Natural gas grows strongly, supported by broad-based demand, plentiful low-cost supplies, and the increasing availability of gas globally, aided by the growing supplies of liquefied natural gas (LNG).
In the ET scenario, natural gas grows at an average rate of 1.7% p.a. - increasing nearly 50% by 2040 - the only source of energy, along with renewables, whose share in primary energy increases over the Outlook.
Growth in gas demand is widespread, increasing in almost every country and region considered in the Outlook. The increase is driven in broadly equal amounts by use in power and industry. Transport records the fastest growth, albeit with small volumes.
Global gas production is led by the US and Middle East (Qatar and Iran) – who together account for almost 50% of the growth in gas production over the Outlook – supported by strong increases in output in both China and Russia.
The importance of gas trade continues to grow over the Outlook, driven by robust expansion of LNG supplies which account for more than 15% of total gas demand in 2040, overtaking inter-regional pipeline shipments in the late 2020s.
Growth in natural gas demand is led by industry and the power sector.
In the ET scenario, the use of gas in industry accelerates over the Outlook, while the growth of gas in the power sector slows.
The increased industrial demand for gas over the Outlook is largely driven by developing economies as they continue to industrialize, especially in regions with large gas resources (Middle East, Africa). Coal-to-gas switching, especially in China, also supports gas demand in industry.
The additional gas absorbed by the power sector is driven by the overall growth of power demand, with the share of natural gas in the global power sector remaining relatively stable at around 20%. Among the major gas producers, only North America experiences an increase in the share of gas at the expense of coal.
Although the use of gas within transport grows rapidly, it remains small relative to industry and power.
The speed and pattern of growth in gas demand, particularly in the non-OECD, is dependent on the pace at which the required supporting infrastructure is built: this is a key source of uncertainty concerning the Outlook for natural gas.
Global LNG volumes are set to expand substantially, leading to a more competitive, globally integrated gas market.
In the ET scenario, LNG trade more than doubles, reaching almost 900 Bcm in 2040 up from around 400 Bcm in 2017.
The increase in LNG exports is led by North America, followed by the Middle East, Africa and Russia.

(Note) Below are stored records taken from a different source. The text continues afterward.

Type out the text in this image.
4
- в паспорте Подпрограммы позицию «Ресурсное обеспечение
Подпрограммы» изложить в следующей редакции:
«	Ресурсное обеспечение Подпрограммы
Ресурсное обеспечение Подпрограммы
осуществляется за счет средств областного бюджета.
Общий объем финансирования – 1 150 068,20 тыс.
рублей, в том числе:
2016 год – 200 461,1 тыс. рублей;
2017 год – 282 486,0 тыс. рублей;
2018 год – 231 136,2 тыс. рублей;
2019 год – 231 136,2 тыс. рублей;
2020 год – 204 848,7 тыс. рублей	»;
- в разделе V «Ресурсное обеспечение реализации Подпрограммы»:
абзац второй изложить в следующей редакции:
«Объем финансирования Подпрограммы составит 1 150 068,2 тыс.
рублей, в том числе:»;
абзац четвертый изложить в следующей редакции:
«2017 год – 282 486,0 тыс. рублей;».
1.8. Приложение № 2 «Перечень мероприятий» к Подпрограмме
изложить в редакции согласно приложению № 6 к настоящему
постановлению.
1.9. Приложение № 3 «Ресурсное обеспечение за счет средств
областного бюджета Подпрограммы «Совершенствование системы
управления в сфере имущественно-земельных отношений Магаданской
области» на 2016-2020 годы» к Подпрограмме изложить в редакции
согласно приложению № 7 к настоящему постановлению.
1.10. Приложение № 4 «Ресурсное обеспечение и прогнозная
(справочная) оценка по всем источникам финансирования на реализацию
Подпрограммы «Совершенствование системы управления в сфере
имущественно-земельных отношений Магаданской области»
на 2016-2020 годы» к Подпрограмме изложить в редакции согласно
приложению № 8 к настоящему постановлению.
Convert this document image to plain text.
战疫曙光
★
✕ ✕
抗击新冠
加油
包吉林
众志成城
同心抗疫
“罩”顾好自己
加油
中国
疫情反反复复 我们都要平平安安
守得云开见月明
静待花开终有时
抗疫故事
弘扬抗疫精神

As the LNG market matures, the US and Qatar emerge as the main centres of LNG exports, accounting for around 40% of all LNG exports by 2040.

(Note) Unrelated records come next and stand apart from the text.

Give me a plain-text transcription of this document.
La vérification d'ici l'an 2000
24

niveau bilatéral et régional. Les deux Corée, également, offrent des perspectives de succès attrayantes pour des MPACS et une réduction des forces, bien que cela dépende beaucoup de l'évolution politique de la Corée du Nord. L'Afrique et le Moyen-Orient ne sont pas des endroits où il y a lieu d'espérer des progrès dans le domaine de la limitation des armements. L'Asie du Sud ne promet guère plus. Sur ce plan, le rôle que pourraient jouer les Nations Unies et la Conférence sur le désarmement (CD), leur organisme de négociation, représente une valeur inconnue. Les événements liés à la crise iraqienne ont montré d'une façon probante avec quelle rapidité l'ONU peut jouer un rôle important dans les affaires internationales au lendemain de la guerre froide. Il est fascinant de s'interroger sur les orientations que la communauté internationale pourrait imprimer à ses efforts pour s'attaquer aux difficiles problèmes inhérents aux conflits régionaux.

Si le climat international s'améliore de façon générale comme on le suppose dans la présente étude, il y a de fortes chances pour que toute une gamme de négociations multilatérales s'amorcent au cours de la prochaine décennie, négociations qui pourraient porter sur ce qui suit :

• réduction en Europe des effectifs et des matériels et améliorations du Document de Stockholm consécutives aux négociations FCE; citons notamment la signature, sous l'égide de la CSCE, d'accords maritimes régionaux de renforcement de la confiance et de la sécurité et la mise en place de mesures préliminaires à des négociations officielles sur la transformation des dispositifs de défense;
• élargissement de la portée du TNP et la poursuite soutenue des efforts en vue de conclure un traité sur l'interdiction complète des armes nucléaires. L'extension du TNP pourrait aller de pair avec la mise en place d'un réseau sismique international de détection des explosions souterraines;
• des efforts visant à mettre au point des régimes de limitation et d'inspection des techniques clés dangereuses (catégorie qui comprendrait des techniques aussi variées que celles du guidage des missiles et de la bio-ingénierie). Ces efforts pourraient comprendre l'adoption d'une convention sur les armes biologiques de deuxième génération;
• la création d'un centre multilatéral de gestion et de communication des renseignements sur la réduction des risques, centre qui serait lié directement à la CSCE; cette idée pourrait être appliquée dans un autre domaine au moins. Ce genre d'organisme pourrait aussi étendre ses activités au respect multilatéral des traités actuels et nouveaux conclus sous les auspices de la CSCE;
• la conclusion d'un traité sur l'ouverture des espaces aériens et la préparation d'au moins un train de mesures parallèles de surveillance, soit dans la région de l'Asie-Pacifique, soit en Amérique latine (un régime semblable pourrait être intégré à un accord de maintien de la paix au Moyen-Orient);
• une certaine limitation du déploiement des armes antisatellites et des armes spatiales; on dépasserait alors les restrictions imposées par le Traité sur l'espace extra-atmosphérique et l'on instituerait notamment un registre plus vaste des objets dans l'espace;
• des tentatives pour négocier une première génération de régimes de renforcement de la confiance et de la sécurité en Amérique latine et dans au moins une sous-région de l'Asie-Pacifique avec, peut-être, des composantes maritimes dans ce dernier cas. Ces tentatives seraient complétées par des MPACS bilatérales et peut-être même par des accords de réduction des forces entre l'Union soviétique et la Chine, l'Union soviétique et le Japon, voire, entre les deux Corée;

Asia remains the dominant market for LNG imports, although the pattern of imports within Asia shifts, with China, India and Other Asia overtaking the more established markets of Japan and Korea, and accounting for around half of all LNG imports by 2040.
Europe remains a key market, both as a ‘balancing market’ for LNG supplies and a key hub of gas-on-gas competition between LNG and pipeline gas.
The precise profile of LNG volume growth will depend on the timing and availability of the new investments needed to finance the considerable expansion. The cyclical nature of LNG investments means there is a risk that the development of the LNG market will continue to be associated with periods of volatility.
In the ET scenario, European gas production declines by 40%, causing Europe’s import dependency to increase to around three-quarters in 2040.
Europe’s existing infrastructure means it has the capacity to increase substantially its imports of either LNG or pipeline gas, especially from Russia.
The greater ease of transportation means pipeline gas has a marked cost advantage over LNG; the main constraint on pipeline imports is concerns about Europe’s dependency on Russia for gas. In the ET scenario, the development of a globally integrated gas market eases these concerns, allowing Russia to increase slightly its share of European gas demand.
In China, despite sizeable increases in domestic production, demand growth outstrips supply, causing import dependency to rise to over 40% by 2040. Around half of these additional imports are met by incremental pipeline capacity from Russia and other CIS countries, and the remainder from LNG.
As in Europe, as well as pure cost considerations, China’s choice of gas supply may also depend on the energy security implications of different sources of supply (some of these energy security issues are explored in the ‘Less globalization’ scenario).